Decorative button hole/Shams
When you buy a new suit, 80% of the time, they will come with Shams, or decorative button holes. These are stitching next to the button on the cuff, to imitate the button hole look. With this style, we can shorten or lengthen sleeves at the cuff, as these stitching and buttons are easily removed and can be replaced.
Shortened sleeves with buttons and vent
A lot of the time, the shams are not very noticeable (eg. Dark stitching on dark suits). In these instances, our customers may opt to not have the shams restitched after alterations in order to save money. This finish what we mean by vent and buttons, and above is what it will look like. We can also resew the SHAMS to retain the original style, for a small fee.

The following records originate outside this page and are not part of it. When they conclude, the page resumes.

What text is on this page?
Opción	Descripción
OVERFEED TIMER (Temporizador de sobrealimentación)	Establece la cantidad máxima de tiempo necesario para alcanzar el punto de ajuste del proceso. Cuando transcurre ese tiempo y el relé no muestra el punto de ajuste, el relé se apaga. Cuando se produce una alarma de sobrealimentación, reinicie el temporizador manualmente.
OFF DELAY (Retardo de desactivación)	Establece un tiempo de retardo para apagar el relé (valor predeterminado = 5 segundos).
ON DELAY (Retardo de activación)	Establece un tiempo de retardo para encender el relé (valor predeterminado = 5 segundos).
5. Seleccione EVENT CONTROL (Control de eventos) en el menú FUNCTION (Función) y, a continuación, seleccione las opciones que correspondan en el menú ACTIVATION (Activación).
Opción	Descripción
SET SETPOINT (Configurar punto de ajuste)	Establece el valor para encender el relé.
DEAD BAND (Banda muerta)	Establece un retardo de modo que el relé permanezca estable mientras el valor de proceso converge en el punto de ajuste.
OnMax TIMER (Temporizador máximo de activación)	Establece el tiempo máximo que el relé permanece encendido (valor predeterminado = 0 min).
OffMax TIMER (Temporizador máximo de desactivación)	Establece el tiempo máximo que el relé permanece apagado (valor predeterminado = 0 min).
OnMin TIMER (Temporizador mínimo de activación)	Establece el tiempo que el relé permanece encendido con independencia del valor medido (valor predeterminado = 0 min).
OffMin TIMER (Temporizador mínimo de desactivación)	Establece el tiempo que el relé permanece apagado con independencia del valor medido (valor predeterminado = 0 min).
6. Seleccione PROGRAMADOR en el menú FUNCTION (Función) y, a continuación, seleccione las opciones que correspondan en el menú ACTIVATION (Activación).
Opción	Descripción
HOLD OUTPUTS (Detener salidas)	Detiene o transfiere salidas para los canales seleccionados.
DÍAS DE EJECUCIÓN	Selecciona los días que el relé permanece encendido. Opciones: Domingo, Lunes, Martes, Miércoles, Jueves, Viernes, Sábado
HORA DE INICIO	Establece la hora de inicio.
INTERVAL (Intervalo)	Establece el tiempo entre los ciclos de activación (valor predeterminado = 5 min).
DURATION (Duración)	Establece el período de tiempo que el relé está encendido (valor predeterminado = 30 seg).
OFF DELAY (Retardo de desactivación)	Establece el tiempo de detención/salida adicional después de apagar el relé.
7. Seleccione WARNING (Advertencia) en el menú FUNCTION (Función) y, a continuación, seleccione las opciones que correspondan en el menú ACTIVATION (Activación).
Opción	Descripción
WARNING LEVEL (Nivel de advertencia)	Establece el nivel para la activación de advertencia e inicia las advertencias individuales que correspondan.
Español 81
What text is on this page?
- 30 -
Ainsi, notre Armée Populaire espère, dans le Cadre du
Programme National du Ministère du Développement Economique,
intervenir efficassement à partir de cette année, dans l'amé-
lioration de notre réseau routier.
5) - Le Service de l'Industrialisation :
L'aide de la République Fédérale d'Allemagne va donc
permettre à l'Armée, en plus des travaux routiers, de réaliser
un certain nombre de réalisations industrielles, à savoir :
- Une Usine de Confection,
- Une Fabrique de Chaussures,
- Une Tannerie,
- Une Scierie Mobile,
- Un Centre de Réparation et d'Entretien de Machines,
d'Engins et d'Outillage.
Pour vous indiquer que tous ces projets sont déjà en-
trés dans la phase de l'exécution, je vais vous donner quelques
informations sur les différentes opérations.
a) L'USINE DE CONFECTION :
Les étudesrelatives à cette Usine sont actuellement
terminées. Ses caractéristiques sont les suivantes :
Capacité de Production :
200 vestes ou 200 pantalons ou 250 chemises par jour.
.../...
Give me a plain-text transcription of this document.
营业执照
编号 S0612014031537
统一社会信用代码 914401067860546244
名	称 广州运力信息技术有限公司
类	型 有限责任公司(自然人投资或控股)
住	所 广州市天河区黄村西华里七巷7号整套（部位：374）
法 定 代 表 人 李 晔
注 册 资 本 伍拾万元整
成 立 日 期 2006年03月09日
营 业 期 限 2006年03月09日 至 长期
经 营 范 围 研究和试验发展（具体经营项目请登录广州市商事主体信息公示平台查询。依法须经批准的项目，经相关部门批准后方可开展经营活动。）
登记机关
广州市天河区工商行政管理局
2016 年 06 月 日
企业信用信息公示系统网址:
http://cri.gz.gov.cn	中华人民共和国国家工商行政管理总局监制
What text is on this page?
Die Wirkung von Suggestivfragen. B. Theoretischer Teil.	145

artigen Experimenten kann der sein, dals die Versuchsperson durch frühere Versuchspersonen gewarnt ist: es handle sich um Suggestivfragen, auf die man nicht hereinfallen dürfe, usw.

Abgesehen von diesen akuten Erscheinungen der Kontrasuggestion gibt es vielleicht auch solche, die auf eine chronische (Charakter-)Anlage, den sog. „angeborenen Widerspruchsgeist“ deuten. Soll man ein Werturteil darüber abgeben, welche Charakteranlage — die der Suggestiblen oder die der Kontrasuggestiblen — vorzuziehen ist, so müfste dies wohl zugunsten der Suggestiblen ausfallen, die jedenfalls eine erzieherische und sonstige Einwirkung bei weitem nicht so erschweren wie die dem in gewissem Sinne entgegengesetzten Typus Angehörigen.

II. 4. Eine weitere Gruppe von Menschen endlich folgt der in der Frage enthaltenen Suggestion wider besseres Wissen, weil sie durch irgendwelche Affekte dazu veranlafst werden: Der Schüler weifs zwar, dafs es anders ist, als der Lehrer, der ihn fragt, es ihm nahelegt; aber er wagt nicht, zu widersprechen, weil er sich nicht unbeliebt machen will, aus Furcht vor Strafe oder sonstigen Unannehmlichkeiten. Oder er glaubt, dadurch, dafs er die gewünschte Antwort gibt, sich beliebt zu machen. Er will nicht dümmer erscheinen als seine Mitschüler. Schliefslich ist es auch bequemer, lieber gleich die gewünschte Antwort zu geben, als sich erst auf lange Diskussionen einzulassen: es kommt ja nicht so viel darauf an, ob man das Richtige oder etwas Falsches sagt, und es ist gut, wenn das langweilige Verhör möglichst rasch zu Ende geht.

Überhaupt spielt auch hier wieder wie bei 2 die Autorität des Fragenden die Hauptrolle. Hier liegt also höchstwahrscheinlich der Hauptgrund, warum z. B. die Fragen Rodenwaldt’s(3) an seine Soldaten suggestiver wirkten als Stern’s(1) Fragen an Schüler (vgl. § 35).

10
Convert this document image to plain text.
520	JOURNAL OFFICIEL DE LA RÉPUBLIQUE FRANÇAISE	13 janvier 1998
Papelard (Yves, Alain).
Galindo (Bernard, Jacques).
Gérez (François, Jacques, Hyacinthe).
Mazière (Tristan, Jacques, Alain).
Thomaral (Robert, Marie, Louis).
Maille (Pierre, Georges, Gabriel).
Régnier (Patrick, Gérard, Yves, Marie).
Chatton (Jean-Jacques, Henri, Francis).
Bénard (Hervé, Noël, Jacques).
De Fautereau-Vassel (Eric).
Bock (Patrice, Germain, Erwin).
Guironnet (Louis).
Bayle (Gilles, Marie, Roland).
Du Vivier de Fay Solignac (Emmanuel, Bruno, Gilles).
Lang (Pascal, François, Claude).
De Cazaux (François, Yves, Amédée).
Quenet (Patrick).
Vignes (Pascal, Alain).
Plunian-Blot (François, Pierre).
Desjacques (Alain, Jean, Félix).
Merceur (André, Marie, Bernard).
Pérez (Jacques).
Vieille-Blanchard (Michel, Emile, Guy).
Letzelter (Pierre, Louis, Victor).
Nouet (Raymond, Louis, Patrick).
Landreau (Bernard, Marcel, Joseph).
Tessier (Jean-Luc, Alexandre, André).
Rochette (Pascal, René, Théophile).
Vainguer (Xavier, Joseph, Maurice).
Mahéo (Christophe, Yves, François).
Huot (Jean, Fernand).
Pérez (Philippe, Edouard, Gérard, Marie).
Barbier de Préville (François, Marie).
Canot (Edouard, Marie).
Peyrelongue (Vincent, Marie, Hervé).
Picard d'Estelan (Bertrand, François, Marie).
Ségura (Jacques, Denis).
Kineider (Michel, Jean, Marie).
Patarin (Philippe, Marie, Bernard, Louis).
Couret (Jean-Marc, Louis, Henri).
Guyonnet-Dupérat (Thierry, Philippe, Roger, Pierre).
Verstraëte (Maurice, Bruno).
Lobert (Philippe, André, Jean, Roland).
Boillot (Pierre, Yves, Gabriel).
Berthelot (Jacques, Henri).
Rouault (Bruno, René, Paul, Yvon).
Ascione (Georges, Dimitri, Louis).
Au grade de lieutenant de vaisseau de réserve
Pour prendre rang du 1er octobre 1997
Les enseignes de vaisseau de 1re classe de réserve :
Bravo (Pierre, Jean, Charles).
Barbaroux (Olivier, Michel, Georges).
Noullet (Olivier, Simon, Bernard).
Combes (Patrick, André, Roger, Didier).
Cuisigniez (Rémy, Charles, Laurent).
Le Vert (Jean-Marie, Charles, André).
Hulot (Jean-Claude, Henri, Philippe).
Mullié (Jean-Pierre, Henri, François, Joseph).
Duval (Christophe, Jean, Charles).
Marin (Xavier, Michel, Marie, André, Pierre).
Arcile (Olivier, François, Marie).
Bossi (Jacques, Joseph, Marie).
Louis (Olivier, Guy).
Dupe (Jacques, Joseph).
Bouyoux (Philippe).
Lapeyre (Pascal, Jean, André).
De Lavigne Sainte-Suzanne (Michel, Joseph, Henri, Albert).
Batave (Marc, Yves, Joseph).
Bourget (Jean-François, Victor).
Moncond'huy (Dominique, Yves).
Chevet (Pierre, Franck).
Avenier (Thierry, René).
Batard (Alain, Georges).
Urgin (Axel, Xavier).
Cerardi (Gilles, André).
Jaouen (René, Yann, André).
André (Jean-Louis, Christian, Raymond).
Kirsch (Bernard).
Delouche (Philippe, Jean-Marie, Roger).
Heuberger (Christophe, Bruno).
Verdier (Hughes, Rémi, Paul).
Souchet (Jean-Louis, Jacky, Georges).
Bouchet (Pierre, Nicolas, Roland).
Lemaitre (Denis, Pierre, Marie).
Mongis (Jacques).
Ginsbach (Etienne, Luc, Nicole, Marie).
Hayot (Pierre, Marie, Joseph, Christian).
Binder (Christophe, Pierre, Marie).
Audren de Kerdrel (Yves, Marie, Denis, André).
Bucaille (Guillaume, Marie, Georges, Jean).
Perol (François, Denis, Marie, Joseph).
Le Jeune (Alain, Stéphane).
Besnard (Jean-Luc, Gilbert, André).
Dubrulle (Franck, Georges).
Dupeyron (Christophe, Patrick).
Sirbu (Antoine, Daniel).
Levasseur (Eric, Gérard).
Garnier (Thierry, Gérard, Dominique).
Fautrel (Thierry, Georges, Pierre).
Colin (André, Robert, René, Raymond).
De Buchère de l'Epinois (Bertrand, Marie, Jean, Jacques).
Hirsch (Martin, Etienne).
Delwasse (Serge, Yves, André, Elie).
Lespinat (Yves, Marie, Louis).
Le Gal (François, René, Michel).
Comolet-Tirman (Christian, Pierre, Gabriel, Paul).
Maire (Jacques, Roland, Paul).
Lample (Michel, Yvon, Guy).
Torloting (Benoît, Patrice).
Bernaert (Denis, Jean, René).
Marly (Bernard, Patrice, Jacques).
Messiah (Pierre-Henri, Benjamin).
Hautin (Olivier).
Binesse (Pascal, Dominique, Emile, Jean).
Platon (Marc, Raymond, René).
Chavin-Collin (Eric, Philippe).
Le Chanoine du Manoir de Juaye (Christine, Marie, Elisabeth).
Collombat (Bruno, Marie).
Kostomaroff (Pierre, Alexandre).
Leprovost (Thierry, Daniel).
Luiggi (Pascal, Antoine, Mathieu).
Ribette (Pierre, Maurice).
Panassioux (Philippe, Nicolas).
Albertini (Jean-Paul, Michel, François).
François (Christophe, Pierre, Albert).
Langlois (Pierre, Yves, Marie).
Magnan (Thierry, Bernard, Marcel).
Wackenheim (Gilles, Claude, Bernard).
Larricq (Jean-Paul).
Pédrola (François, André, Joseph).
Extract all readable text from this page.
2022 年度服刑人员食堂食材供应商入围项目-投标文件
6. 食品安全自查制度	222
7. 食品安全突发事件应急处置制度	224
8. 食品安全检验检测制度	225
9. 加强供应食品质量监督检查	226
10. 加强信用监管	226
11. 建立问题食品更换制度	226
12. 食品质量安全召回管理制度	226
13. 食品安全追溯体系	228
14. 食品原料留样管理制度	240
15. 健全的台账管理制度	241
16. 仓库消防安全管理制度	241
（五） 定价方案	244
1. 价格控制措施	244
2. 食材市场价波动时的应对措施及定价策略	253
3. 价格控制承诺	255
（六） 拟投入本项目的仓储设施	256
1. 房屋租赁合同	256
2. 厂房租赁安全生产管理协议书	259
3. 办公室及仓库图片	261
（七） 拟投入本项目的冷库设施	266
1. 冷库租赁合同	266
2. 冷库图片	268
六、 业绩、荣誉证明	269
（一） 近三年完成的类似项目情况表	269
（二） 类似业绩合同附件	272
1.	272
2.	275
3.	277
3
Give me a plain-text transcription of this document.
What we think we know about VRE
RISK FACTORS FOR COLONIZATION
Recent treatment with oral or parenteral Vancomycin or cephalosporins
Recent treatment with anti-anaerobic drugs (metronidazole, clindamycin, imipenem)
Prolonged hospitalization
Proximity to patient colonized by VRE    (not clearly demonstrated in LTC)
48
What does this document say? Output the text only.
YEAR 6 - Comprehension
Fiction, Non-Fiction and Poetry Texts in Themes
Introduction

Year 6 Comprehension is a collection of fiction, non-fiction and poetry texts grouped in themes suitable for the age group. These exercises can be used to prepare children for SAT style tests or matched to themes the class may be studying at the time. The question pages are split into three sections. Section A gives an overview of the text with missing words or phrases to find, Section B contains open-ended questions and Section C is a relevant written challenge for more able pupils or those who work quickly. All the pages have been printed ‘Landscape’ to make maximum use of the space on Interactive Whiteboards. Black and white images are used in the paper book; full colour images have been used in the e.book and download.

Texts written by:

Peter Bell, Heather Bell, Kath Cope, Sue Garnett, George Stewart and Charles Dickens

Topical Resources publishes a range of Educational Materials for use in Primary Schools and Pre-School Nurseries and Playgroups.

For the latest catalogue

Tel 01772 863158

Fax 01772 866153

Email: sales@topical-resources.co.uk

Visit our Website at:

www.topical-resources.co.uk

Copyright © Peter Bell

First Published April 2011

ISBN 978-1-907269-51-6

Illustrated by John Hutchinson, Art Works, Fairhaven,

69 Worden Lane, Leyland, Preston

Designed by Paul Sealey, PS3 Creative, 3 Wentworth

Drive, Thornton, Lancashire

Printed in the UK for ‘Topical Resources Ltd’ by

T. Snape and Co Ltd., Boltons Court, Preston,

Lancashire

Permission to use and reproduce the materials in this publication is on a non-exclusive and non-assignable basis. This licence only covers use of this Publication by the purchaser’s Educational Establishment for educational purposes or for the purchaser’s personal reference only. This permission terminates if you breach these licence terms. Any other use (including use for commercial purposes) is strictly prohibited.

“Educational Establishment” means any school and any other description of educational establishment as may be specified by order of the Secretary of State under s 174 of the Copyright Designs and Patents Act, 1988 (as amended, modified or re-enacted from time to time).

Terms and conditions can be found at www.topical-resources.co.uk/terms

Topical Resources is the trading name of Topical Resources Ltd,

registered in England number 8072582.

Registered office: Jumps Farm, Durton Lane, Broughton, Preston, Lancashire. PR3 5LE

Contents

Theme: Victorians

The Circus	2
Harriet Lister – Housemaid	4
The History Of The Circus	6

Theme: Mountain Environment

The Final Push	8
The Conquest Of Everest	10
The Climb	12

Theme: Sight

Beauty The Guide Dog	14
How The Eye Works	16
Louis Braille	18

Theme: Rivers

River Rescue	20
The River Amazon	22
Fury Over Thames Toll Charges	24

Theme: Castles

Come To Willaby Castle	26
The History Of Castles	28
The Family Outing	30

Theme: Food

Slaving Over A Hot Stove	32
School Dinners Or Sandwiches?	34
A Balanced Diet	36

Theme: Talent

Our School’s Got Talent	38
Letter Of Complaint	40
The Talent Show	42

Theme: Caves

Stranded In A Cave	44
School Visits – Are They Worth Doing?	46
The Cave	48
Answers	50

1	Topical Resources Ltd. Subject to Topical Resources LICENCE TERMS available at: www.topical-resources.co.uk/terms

Other times, the suits you buy may come with fully functioning buttonholes. These styles are more traditional, as the buttons can be opened and closed. From the cuff, we can only shorten or lengthen up to 1.5cms. If more shortening is required, we can alter the sleeve length from the shoulder of the jacket. It is a significantly more delicate job, reserved for the more experienced tailors, and therefore generally cost more than shortening from the cuff.
Plain invisible hem
Most suit trousers will be finished with a plain invisible hem. You cannot see any stitch marks from the outside, and there is a 5cm allowance on the inside of the hem. Be careful not to put trousers straight in the washing machine, as invisible hem trousers unravel easily, if not properly cared for.
Traditional trousers may come with a half tape of full tape around the inside of the trousers. These are meant to product the trousers fabrics from rubbing against the shoe, and provides a more structured look on the hem.
Even more traditional, are cuffed trousers. They add a degree of sophistication to the trousers.
Pleated back shirts allows more fabric around the midsections. This is more suitable for gents who like a loose fitting shirt, especially around the tummy area.
For those preferring a slim, fitted look, choose shirts that do not have pleats in the back. We can easily add darts as well if you would like a fully fitted look.